Monday, April 17, 2017

Omer. Days Five and Six

What is it about intimacy that makes my spine stiffen, just a little.

And who am I kidding - there are times when my spine is so stiff that my body would crack in half at a gentle puff of air in my general direction, 

I've been thinking about this since I chanted Torah last week - the part where Moshe stands naked before God, after all the calf and the murderous rage and the towering anger, after the breath of forgiveness and the work of second chances - Moshe stands and pleads: let me know you; let me know I have found grace.

Such power in those simple words. Such intimacy in the cry.

Let me know you.

I once hear that "intimacy" can be read "into me see." Normally, I eschew those trite and sacchariney pronouncements.
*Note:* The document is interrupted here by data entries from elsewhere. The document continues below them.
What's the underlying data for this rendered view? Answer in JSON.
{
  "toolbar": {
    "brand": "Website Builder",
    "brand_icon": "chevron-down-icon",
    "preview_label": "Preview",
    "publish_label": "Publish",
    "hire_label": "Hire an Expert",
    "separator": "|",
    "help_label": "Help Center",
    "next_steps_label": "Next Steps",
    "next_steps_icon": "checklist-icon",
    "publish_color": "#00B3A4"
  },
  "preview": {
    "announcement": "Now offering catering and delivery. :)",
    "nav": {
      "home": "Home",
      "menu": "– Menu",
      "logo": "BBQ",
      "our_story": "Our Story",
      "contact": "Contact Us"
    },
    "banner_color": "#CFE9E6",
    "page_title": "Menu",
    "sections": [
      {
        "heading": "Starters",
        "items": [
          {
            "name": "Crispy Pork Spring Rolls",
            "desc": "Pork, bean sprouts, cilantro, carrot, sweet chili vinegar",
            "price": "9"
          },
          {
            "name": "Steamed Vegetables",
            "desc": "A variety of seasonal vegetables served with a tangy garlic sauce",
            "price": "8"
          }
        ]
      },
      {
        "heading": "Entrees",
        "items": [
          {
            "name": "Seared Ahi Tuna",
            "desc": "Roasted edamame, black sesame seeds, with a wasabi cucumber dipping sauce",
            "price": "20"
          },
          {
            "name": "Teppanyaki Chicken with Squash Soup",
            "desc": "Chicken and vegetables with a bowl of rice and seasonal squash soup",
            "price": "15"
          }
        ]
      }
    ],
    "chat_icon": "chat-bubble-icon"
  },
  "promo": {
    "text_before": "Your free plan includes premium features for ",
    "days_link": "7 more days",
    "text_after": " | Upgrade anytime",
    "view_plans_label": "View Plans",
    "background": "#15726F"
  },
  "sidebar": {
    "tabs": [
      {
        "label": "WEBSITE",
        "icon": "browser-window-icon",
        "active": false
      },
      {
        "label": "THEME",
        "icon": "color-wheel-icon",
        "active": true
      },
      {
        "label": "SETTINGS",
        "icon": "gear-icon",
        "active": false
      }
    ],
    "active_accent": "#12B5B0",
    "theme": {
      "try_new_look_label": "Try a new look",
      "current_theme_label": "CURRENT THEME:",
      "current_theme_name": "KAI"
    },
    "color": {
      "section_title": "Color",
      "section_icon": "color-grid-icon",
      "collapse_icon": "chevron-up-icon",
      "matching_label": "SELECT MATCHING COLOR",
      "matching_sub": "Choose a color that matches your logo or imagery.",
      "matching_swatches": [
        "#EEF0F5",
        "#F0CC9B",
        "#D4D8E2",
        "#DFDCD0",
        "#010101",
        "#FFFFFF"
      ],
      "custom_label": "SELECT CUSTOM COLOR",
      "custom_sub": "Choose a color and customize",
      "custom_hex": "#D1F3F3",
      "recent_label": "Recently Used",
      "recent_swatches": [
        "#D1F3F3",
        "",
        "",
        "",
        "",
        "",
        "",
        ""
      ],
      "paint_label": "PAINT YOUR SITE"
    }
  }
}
Trust me - if you stick around a 12 step program long enough, you will hear some kind of anagrammatic saying for just about anything. Most of them are cute, maybe even thought-provoking once. Sadly, they get bandied about far too often, so that they lose their meaning. For me. I'm sure that, for many, they are veritable life preservers, and many cling to them through the storms and rough waters of recovery. I'm sure I've treaded water with one or two of them myself. 

See into me. Know me, warts and all. See me - and don't head for the hills, appalled at what you find. 

So I stand, a little breathless, a little scared, like a deer in the proverbial headlights - so ready to flee, to hide. But for this, for the fragility and openness of these days of counting, I stand before you and ask to know you, to know that I have found grace.